Die Ansprüche an Werkstoffe und Fertigungsprozesse in der Luftfahrt sind hoch: leicht, stabil, sicher und kosteneffizient sollen sie sein. Kunststoffe haben sich aufgrund ihrer positiven Eigenschaften bereits als Alternative zu bestehenden Materialien bewährt. Thermoplastische Composites sollen immer mehr Aluminium und andere Metalle im Flugzeugbau ersetzen.

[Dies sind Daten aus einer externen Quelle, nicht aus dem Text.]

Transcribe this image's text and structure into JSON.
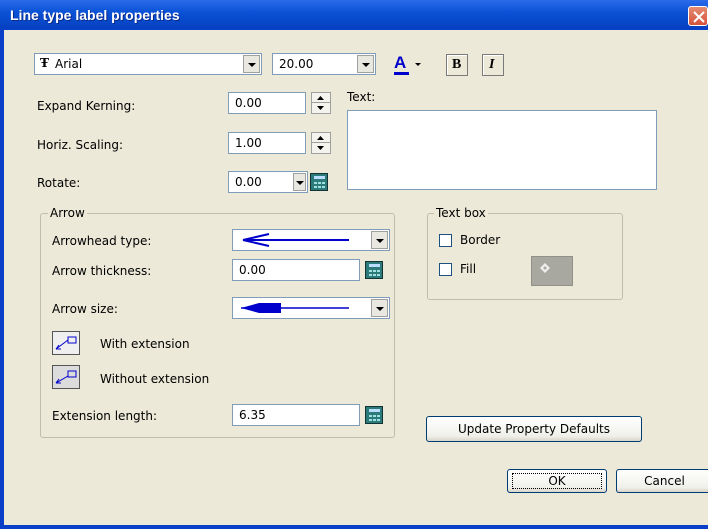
{
  "window": {
    "title": "Line type label properties"
  },
  "toolbar": {
    "font_name": "Arial",
    "font_size": "20.00",
    "font_color_letter": "A",
    "bold_label": "B",
    "italic_label": "I"
  },
  "fields": {
    "expand_kerning": {
      "label": "Expand Kerning:",
      "value": "0.00"
    },
    "horiz_scaling": {
      "label": "Horiz. Scaling:",
      "value": "1.00"
    },
    "rotate": {
      "label": "Rotate:",
      "value": "0.00"
    },
    "text": {
      "label": "Text:",
      "value": ""
    }
  },
  "arrow": {
    "group_label": "Arrow",
    "arrowhead_type_label": "Arrowhead type:",
    "arrow_thickness_label": "Arrow thickness:",
    "arrow_thickness_value": "0.00",
    "arrow_size_label": "Arrow size:",
    "with_extension_label": "With extension",
    "without_extension_label": "Without extension",
    "extension_length_label": "Extension length:",
    "extension_length_value": "6.35"
  },
  "textbox": {
    "group_label": "Text box",
    "border_label": "Border",
    "border_checked": false,
    "fill_label": "Fill",
    "fill_checked": false
  },
  "buttons": {
    "update_defaults": "Update Property Defaults",
    "ok": "OK",
    "cancel": "Cancel"
  },
  "colors": {
    "titlebar": "#0A52D6",
    "dialog_bg": "#ECE9D8",
    "arrow_blue": "#0000CC",
    "font_color_underline": "#0000CC"
  }
}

Der Airbus A350 XWB besteht schon jetzt zu 53 Prozent aus carbonfaserverstärktem Kunststoff (CFK). Wir zeigen, was genau thermoplastische Composites sind und wie sie die Luftfahrt verändern.

Bis zu 70 Prozent weniger Gewicht – darum setzt die Luftfahrt auf neue Materialien

Der Wettbewerb um den günstigsten Passagierkilometer zwingt Airlines und Flugzeughersteller zum Umdenken. Jedes eingesparte Kilo reduziert den Kerosinverbrauch und die Kosten, weshalb besonders auf Leichtbaukonstruktionen gesetzt wird. Die Verwendung von thermoplastischen Composites sorgt für bis zu 70 Prozent weniger Gewicht gegenüber den üblichen Materialien. Optimierte, automatisierte Fertigungsprozesse können die Herstellungskosten ebenfalls reduzieren.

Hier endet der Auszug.